Friday, August 28, 2009

'Tis the seasonable

Whatever you might say about their syntactic peeves, copy editors used to take great pride in keeping this sort of thing off the front page of your major metropolitan daily. The "rates" in question are unemployment:

Unlike statewide rates, the rates reported for the city are not seasonably adjusted.

Sigh. Per the 9th New Collegiate,* "seasonable" means timely or opportune, "suitable to the season or circumstances." The writer is looking for the adverbial form of "seasonal," whose second definition is "affected or caused by seasonal need or availability," as in "seasonal unemployment."

Have you heard this song before? That's why the industry of journalism evolved an industrial process of editing. Had this one escaped the originating editor** and the rim, slot and proof stages, it still might have been caught by some greisly compositor whose role in life was to remind the college graduates upstairs that the dictionary was in alphabetical order for their convenience, should they want to open it.

Welcome to the New Journalistic Order; the food's awful, but at least the portions are small.

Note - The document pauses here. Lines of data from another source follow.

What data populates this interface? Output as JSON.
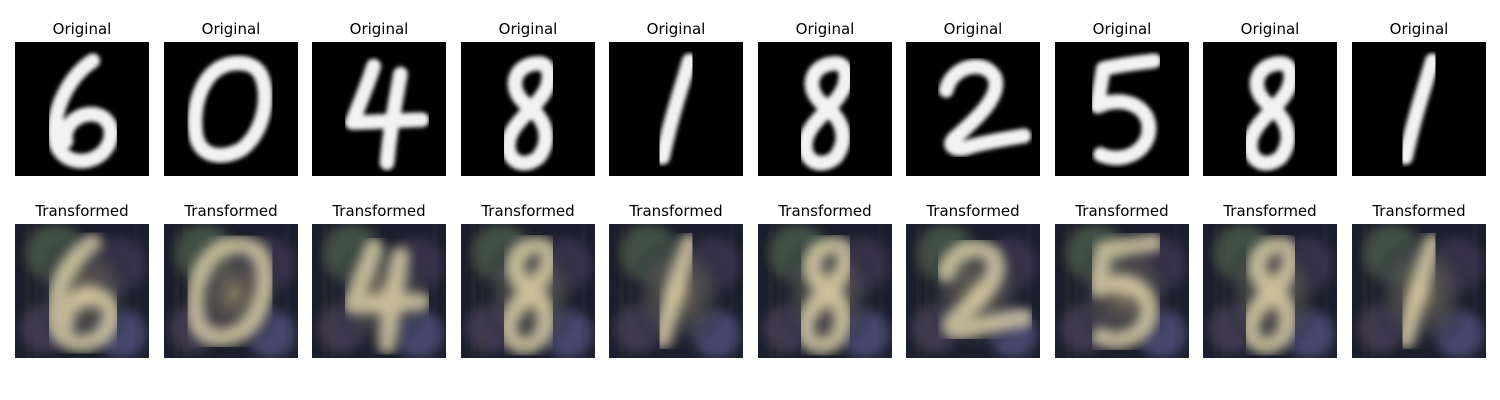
{
  "rows": [
    {
      "title": "Original",
      "kind": "original",
      "digits": [
        "6",
        "0",
        "4",
        "8",
        "1",
        "8",
        "2",
        "5",
        "8",
        "1"
      ]
    },
    {
      "title": "Transformed",
      "kind": "transformed",
      "digits": [
        "6",
        "0",
        "4",
        "8",
        "1",
        "8",
        "2",
        "5",
        "8",
        "1"
      ]
    }
  ],
  "colors": {
    "original_background": "#000000",
    "original_stroke": "#f2f2f2",
    "transformed_background": "#1b1e2c",
    "transformed_stroke": "#e9dcb0"
  }
}
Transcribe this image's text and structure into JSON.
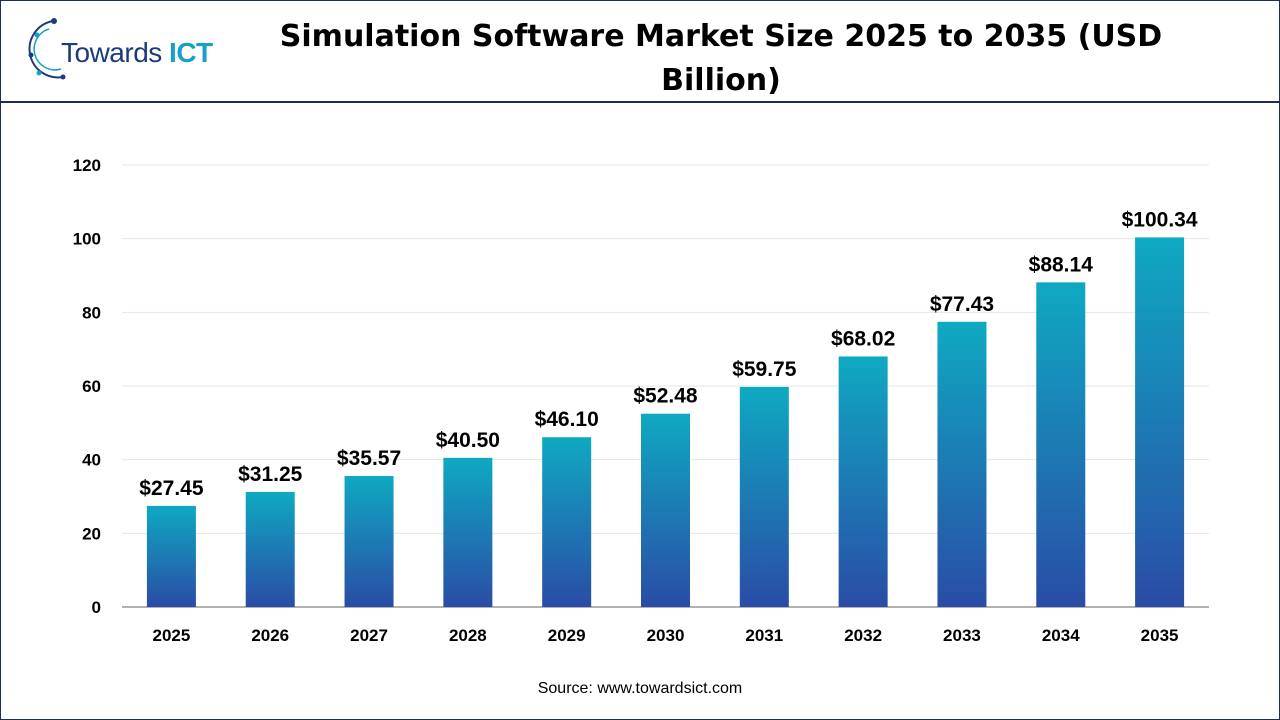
{
  "logo": {
    "word": "Towards ",
    "accent": "ICT"
  },
  "title": "Simulation Software Market Size 2025 to 2035 (USD Billion)",
  "source": "Source: www.towardsict.com",
  "colors": {
    "bar_top": "#0fa9c1",
    "bar_bottom": "#2a4ca6",
    "border": "#1f2f44",
    "grid": "#e6e6e6",
    "axis": "#999999"
  },
  "chart_data": {
    "type": "bar",
    "categories": [
      "2025",
      "2026",
      "2027",
      "2028",
      "2029",
      "2030",
      "2031",
      "2032",
      "2033",
      "2034",
      "2035"
    ],
    "values": [
      27.45,
      31.25,
      35.57,
      40.5,
      46.1,
      52.48,
      59.75,
      68.02,
      77.43,
      88.14,
      100.34
    ],
    "data_labels": [
      "$27.45",
      "$31.25",
      "$35.57",
      "$40.50",
      "$46.10",
      "$52.48",
      "$59.75",
      "$68.02",
      "$77.43",
      "$88.14",
      "$100.34"
    ],
    "title": "Simulation Software Market Size 2025 to 2035 (USD Billion)",
    "xlabel": "",
    "ylabel": "",
    "ylim": [
      0,
      120
    ],
    "yticks": [
      "0",
      "20",
      "40",
      "60",
      "80",
      "100",
      "120"
    ],
    "grid": true,
    "legend": "none"
  }
}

Remind me again how we're supposed to win hearts and minds this way?

* The copy I was issued last time I came aboard the desk of a big daily. It still works, which cannot be said of the Apple IIC we had at that point.
** OK, it's the business desk; in the Good Old Days, they might have been busy trying to make space for a picture of the furniture store owned by a friend of the publisher. Now get off the lawn, you kids.

4 Comments:

Blogger John Cowan said...

"It ain't what you don't know that hurts you; it's what you do know that ain't so." --Will Rogers (or possibly Mark Twain or Artemus Ward or even Satchel Paige, but John E. McIntyre goes with Will Rogers, and that's good enough for me)

11:23 AM, August 28, 2009  
Anonymous Anonymous said...

"... in the Good Old Days, they might have been busy trying to make space for a picture of the furniture store owned by a friend of the publisher."

Good Old Days? That still happens, and now that the public has a better idea of how often it happens, it's a much bigger obstacle to their "hearts and minds" than semantic issues that go straight over most of their heads, and get properly filed as a minor annoyance in most of the rest.

4:26 PM, August 28, 2009  
Anonymous Anonymous said...

"Unlike statewide rates, the rates reported for the city are not seasonably adjusted."

What if the writer meant exactly that: The city rates are not able to be adjusted this season, whereas the statewide rates are able to be adjusted this season.

This differs from "seasonally", i.e. "The rates are adjusted each season."

6:56 PM, August 28, 2009  
Anonymous Anonymous said...

Anony II = Emil says to Anony I Then you say to the reporter, "Is this what you mean, because this is what you've said?" I say it all the time to the high school journalists I edit. Most of the time they are just trying to use their most recent set of vocabulary words. Off the lawn now!